A bill designed to improve the conditions of California’s tens of thousands of garment workers quietly passed the Senate Judiciary Committee earlier this month and will now move to the Senate Appropriations Committee as it inches its way closer to becoming law.
The Garment Worker Protection Act, which was introduced Dec. 7 as Senate Bill 62 by State Senator María Elena Durazo, expands upon a previous, similar bill, SB 1399, which failed to be called to a vote before the State Assembly adjourned last September, the deadline for passing a bill out of the legislature for the 2019-2020 session.
SB 62 is meant to close loopholes that allow wage theft to flourish in the Golden State’s garment industry by establishing a form of “upstream liability” that holds contractors of garment production responsible for wages, damages, penalties and other compensation owed to the people who make those items—no matter how many layers of contracting are in between.
The bill also seeks to broadly eliminate the traditional piece-rate wage structure that pays California garment workers for every hem, cuff or sleeve they stitch, ensuring instead that they’re paid legal minimum wages—$14 per hour for employers with 26 or more employees, and $13 per hour for employers with 25 or fewer employees—for all the time they spend working while still allowing for incentive-based bonuses.

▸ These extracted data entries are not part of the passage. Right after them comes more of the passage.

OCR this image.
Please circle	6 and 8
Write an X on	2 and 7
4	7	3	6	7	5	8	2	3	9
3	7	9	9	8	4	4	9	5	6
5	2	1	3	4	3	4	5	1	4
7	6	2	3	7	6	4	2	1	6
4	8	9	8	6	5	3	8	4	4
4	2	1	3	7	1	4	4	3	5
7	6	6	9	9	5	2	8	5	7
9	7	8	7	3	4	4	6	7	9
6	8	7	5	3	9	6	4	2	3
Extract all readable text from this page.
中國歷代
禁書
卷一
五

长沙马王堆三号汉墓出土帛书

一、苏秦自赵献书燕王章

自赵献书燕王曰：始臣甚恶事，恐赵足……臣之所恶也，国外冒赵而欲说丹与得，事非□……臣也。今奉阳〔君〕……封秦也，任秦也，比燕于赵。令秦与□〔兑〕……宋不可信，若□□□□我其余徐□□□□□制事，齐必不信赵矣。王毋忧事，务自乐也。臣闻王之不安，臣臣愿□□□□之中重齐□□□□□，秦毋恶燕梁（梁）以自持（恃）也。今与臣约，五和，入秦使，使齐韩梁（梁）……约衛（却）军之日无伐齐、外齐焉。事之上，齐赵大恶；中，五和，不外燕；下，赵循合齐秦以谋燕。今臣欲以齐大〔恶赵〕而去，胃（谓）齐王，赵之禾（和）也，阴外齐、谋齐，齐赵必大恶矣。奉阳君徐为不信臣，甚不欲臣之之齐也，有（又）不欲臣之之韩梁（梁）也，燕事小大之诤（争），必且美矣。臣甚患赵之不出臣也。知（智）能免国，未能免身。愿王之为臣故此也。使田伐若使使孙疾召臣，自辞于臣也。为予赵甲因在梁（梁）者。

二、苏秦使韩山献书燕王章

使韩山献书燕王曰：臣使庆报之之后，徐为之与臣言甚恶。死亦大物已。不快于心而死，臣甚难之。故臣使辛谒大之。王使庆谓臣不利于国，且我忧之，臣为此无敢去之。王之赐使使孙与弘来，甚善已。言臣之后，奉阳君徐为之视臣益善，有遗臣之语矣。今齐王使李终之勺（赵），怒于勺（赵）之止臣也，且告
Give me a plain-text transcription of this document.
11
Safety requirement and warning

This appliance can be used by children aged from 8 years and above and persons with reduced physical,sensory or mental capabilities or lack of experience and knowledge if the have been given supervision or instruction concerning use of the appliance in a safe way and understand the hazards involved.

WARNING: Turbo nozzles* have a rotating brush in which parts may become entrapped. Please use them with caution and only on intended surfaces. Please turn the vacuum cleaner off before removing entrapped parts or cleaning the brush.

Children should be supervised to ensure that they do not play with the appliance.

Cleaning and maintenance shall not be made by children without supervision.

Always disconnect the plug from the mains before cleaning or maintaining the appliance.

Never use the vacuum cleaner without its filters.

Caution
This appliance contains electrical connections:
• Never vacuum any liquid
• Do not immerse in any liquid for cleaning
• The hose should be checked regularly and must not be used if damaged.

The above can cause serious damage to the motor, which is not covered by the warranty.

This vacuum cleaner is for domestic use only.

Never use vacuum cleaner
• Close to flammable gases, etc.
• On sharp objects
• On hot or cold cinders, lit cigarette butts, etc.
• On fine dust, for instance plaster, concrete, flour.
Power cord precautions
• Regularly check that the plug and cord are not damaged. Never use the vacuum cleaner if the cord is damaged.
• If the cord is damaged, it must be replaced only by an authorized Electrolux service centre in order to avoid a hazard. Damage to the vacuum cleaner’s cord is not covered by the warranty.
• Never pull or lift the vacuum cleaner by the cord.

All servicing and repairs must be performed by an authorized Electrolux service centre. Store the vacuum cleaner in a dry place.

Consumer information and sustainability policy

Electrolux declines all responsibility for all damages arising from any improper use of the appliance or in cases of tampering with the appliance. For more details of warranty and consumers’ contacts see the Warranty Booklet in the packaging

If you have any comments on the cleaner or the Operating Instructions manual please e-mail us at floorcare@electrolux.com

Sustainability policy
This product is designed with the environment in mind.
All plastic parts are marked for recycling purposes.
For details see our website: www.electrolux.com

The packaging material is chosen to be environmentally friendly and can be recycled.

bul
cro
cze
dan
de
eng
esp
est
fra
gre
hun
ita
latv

The current “vicious price competition” endemic to the industry, Durazo wrote in a legislative factsheet for SB 62, means workers are paid an average of $5.15 per hour.
“Los Angeles is the center of California’s ‘underground economy’—a system characterized by scofflaw employers cheating workers out of billions in wages owed to them under minimum wage and overtime laws,” she said. “No industry is rifer with these violations than the garment industry, where so-called retailers that contract with a network of manufacturers and subcontractors to produce their garments dictate the pricing structure.”
The Senate Appropriations Committee will conduct the third of three hearings in the Senate. Once SB 62 passes through the Senate, it will proceed to the Assembly, where a new cycle of hearings will begin. The road ahead is long, but labor advocates say they’re ready to “keep fighting for SB 62’s passage,” Marissa Nuncio, director of the Garment Worker Center, a California labor-rights group sponsoring the bill, told Sourcing Journal.
“We are excited that SB 62 passed the Senate Judiciary Committee,” Nuncio said “Most exciting was the powerful testimony given by our member leader, Ana, and the many garment workers, local businesses and community allies who called in to urge an aye vote. This win moves workers closer to wage justice and ethical fashion business closer to a level playing field.”
Downtown Los Angeles is home to some 2,000 garment manufacturers, employing more than 45,000 people, according to the Garment Worker Center. Most of the city’s garment workers are immigrant women—likely undocumented and therefore ineligible for unemployment benefits—who spend 10 to 12 hours each day cutting, sewing and dyeing clothing.
Though more than a dozen business groups, including the California Chamber of Commerce and the California Retailers Association, have labeled the Garment Worker Protection Act as a “job killer” for an industry that has seen significant business abscond to cheaper locales overseas, the bill garnered the support of several businesses, including Reformation, Suay Sew Shop and—surprisingly—Fashion Nova, whose suppliers a 2019 Labor Department investigation found owed workers $3.8 million in back pay.
“This is a monumental occasion for the fashion industry and garment workers statewide because we haven’t seen any major reform to protect garment workers in over 20 years,” Nicholas Brown, director of policy for Fashion Revolution U.S.A., a grassroots group that formed in the aftermath of the 2013 Rana Plaza collapse, said in a statement.
He noted that the bill comes at a “particularly crucial time” during the pandemic, since many workers are facing the additional risk of exposure to the coronavirus without hazard pay or any social protections.
“California has the power to set the standard for safe, humane, and ethical labor practices in the garment industry that has the opportunity to be replicated well outside of Los Angeles,” Brown added.